Изменить стиль страницы

— Вы хотите получить две тысячи франков за порчу ваших паршивых полей? Ха, дурачье! Посмотрим, чья возьмет. Вы сдадитесь только тогда, когда я наступлю ногой вам на горло, чтобы вы не смогли поднять голов. И я это сделаю, клянусь богом!

Схватив молоточек, капитан ударил в маленький комнатный гонг с такой силой и яростью, словно наносил удар врагу. В дверях вырос дюжий Даниэль.

— Даниэль, — подбежал к нему капитан, — передайте сейчас же в кордегардию: как только эти грязные скоты появятся снова около моего дома, гнать их в шею! А в случае сопротивления избить прикладами.

Старый фейерверкер по жестам, нервным и быстрым, по фразам, коротким и отрывистым, понял, что капитан вне себя. И все-таки, не удержавшись, буркнул в усы:

— Боюсь, что они больше не появятся!

— Что вы там бормочете? — яростно взвился на носки Гренобль.

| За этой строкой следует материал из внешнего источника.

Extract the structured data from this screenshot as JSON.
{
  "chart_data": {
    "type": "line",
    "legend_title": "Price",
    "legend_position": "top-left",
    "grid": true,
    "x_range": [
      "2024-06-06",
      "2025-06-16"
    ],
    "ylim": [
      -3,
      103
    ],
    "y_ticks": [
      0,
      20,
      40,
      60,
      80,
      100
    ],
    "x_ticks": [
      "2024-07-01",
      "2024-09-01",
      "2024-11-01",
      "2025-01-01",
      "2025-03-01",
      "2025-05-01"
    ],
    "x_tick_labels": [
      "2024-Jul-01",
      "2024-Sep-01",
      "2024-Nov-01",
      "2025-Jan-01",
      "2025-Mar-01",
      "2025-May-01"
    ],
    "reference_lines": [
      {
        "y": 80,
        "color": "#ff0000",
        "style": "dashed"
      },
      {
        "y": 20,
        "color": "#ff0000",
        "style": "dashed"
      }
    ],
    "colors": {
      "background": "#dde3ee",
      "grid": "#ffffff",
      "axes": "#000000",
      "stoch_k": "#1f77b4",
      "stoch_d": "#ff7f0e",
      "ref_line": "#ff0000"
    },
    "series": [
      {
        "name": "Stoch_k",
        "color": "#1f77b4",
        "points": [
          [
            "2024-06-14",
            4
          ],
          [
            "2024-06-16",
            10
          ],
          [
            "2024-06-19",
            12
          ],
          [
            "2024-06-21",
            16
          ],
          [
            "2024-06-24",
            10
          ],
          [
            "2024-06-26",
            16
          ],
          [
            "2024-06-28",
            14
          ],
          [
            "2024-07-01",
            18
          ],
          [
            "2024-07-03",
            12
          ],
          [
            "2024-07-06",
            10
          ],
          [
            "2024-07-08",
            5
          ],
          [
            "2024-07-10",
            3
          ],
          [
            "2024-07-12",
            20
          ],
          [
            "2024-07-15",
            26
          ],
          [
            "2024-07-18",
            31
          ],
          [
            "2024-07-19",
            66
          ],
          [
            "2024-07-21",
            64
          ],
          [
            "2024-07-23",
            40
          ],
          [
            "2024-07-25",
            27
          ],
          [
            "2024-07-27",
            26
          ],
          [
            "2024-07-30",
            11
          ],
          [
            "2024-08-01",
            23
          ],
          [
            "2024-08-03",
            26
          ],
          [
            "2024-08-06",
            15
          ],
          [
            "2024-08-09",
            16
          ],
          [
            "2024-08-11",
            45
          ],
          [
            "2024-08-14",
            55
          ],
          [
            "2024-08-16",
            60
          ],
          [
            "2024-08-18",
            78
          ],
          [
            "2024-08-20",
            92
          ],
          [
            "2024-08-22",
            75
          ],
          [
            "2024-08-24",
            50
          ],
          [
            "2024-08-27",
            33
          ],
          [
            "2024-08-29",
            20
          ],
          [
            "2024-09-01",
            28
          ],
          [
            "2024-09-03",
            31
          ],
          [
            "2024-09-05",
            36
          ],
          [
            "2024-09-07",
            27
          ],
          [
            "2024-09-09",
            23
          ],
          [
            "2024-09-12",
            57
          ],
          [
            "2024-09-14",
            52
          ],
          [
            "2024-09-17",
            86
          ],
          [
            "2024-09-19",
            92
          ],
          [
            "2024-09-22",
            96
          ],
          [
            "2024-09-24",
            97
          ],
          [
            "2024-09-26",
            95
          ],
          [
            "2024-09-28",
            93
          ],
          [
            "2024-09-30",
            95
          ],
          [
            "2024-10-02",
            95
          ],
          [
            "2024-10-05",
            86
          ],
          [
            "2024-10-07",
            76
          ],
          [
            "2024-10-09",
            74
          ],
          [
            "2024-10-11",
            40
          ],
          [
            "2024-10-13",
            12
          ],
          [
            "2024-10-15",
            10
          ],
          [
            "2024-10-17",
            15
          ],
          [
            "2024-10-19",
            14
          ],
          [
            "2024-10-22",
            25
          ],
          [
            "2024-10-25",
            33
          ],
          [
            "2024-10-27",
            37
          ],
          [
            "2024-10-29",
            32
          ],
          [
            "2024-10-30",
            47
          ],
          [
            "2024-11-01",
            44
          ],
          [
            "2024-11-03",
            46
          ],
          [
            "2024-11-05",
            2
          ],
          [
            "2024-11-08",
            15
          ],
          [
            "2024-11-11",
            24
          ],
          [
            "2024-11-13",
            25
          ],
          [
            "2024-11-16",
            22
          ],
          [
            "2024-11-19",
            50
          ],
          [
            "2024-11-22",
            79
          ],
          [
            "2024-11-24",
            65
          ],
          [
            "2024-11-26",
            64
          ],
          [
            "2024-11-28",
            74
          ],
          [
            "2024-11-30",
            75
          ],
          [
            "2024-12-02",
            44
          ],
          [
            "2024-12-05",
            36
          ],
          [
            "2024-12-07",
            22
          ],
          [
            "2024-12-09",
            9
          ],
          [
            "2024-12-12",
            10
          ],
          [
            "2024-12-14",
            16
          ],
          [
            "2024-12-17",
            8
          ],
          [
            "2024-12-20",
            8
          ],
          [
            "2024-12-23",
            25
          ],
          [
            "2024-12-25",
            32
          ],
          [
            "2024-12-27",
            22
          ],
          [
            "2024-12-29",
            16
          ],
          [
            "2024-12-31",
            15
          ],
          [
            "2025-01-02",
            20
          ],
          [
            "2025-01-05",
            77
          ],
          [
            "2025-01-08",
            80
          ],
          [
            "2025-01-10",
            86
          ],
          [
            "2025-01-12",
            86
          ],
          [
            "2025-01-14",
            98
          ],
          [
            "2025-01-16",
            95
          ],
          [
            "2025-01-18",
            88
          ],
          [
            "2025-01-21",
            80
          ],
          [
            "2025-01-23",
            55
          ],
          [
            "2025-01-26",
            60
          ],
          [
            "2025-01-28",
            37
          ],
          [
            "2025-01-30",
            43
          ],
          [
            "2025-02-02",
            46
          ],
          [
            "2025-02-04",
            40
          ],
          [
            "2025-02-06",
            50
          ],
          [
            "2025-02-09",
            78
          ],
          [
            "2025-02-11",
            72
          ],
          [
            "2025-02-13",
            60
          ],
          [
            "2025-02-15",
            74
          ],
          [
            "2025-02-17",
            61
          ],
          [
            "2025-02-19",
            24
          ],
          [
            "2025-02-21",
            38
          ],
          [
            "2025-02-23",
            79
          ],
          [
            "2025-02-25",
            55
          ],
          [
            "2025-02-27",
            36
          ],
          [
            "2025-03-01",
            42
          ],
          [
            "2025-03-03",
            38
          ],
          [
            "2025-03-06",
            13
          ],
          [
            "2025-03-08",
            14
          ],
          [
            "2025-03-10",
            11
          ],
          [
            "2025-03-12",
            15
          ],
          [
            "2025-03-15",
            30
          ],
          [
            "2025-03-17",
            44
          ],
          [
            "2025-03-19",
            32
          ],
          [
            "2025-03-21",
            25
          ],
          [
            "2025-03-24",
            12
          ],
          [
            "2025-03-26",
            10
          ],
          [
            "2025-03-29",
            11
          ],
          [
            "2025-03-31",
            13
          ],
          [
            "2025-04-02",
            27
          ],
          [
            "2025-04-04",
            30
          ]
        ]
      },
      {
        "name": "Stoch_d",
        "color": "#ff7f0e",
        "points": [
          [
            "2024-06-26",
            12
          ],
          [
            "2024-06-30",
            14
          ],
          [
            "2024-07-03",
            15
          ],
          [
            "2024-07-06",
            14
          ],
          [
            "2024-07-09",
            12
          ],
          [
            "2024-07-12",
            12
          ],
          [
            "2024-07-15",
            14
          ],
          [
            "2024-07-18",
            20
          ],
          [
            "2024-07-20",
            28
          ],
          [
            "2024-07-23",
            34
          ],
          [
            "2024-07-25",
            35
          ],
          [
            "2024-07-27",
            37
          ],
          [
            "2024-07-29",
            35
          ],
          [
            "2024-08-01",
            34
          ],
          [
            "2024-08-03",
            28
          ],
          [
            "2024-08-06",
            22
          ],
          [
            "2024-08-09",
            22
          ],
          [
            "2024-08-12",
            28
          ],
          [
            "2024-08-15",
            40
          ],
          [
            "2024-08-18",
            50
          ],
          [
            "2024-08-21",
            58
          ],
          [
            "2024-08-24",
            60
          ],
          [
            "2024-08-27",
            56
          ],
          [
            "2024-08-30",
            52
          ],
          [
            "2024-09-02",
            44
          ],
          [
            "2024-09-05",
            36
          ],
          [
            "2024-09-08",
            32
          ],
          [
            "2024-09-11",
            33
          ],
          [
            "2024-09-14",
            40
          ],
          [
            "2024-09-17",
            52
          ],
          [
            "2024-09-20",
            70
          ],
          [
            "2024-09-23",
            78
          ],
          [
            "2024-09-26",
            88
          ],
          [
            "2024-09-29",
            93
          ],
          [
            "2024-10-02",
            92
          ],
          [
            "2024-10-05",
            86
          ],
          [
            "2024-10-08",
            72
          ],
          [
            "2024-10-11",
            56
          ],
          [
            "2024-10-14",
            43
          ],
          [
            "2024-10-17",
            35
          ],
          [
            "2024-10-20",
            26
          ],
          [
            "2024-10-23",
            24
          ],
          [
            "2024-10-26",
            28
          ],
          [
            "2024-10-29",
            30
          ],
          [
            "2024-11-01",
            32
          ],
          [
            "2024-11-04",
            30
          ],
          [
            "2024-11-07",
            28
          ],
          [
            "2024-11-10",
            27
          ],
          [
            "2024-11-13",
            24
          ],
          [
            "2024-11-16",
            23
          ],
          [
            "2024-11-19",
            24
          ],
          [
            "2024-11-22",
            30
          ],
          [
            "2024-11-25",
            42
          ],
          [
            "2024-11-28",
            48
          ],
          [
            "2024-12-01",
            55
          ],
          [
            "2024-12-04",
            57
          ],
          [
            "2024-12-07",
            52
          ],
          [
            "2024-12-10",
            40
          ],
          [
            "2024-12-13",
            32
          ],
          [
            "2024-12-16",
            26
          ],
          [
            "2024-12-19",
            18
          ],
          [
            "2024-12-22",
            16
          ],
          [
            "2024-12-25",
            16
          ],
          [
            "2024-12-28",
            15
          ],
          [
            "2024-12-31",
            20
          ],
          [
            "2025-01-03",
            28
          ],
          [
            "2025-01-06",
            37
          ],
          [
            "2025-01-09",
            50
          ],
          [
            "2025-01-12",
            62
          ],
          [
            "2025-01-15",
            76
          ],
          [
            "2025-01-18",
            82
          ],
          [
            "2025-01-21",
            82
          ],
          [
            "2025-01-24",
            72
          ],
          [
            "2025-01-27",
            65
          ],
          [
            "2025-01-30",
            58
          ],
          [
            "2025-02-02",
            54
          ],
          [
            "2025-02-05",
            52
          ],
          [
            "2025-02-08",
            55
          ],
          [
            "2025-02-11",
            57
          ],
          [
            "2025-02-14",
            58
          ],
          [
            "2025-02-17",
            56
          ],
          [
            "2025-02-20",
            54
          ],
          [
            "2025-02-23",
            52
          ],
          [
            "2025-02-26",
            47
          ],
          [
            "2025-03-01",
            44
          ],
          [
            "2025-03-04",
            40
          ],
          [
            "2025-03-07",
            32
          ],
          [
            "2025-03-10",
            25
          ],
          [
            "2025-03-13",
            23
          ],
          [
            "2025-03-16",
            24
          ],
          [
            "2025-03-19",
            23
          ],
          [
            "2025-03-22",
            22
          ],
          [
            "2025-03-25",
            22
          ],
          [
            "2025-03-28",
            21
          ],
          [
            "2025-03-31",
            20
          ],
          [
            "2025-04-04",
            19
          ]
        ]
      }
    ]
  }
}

— Я говорю, что язычники задумали плохое, — угрюмо ответил фейерверкер. — Они ушли, даже не бранясь, молча смотря себе под ноги. А это зловещий признак, мой капитан!

Гренобль дернул презрительно уголком губ:

— Вы трус, Даниэль! Но эти желтомордые трусливее даже вас. Если я сам не дам им заряженное ружье и не повернусь к ним спиной, они не посмеют выстрелить в меня. Понимаете? А теперь убирайтесь ко всем чертям и немедленно, если не хотите очутиться в карцере!..

III

Когда форт скрылся из глаз и даже высокая антенна над домом капитана спряталась за ближайшей дюной, все четверо, словно сговорившись, остановились.

— Ну? — нетерпеливо бросил Чанг.

Старик грустно покачал головой:

— Плохо дело! Придется опять идти в Банметхюот жаловаться их главному мандарину.

Солдат раздраженно вскинул головой:

— Чтобы нас сочли за кляузников и отлупили палками? Нет, я не пойду!

Старик в раздумьи переступил с ноги на ногу.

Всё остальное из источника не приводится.